Od niedawna Sara ma focha na Eliota. Była wściekła, bo nie tańczył z nią na ostatniej dyskotece. Ja go rozumiem, ale Sara nie wie, że Eliot należy do tych chłopaków, którzy przychodzą na dyskoteki, żeby potajemnie grać w kosza na sali obok. Ja też zwykle bardziej podpieram ściany niż tańczę, ale ostatnio wysadziłam prąd w całej szkole, używając do tego jedynie cyrkla. Byłam z siebie bardzo dumna, ale podobno niektórzy nauczyciele nie popierają takich działań (nie rozumiem ich).Wracając do Eliota i Sary, musiałam ich jakoś pogodzić. Postanowiłam, że zabiorę ich do galerii handlowej. Oczywiście każdemu z nich powiedziałam to osobno, nie wspominając o tej drugiej osobie. Spotkaliśmy się przy wejściu. Gdy Sara zobaczyła, że nie będziemy same, spojrzała na Eliota jakby chciała poderżnąć mu gardło. Na szczęście jest kulturalna i nie zrobiłaby tego w miejscu publicznym. Eliot chyba dopiero wtedy ogarnął, że Sara ma coś do niego.

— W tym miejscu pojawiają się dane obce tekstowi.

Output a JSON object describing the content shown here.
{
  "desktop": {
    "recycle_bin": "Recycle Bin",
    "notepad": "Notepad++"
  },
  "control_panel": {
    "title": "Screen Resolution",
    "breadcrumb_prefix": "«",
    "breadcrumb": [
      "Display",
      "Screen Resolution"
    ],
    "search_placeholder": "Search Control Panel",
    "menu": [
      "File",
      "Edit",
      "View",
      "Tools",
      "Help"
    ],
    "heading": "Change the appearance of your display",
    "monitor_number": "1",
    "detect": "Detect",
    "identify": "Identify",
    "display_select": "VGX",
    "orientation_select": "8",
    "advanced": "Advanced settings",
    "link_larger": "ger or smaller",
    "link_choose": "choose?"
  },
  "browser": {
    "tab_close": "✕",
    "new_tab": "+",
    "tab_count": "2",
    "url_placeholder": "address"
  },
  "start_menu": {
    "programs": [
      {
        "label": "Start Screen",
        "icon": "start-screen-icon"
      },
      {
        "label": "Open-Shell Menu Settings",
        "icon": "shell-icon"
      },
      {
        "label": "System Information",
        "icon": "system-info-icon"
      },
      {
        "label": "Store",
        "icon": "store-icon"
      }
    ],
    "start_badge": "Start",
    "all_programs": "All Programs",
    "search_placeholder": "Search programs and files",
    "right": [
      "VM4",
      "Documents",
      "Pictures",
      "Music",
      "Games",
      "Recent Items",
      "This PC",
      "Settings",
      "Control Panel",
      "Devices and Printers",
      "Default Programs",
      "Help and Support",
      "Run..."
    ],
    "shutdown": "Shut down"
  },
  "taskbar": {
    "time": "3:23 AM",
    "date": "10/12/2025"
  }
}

Na trzecie piętro pojechaliśmy windą. Nikt się nie odzywał, za to odbywała się intrygująca wojna spojrzeń. Szczerze nie mogłam opanować śmiechu. Nagle winda stanęła. Po krótkim czasie moi kumple zdali sobie sprawę, że coś nie gra. Klaustrofobia Eliota chyba dała o sobie znać, bo zrobił się blady. No dobra, blady to chyba trochę za mało...zrobił się zielony. Zaczął szukać telefonu, żeby zadzwonić do serwisu. Ku mojej satysfakcji nikt nie odebrał. To, co potem zrobił było trochę dziwne. Wyjął z kieszeni długopis i wbił go w szczelinę w drzwiach. Cokolwiek chciał osiągnąć, nie przyniosło efektu.
Potem zrobił coś jeszcze dziwniejszego, co jednak przewidziałam. Padł na kolana, przeprosił Sarę (chyba jednak sam nie wiedział za co) i zaczął błagać, żeby coś wymyśliła. Wtedy winda ruszyła.
Tak właśnie ich pogodziłam. Może kiedyś im powiem, że to ja zatrzymałam windę przyciskiem STOP.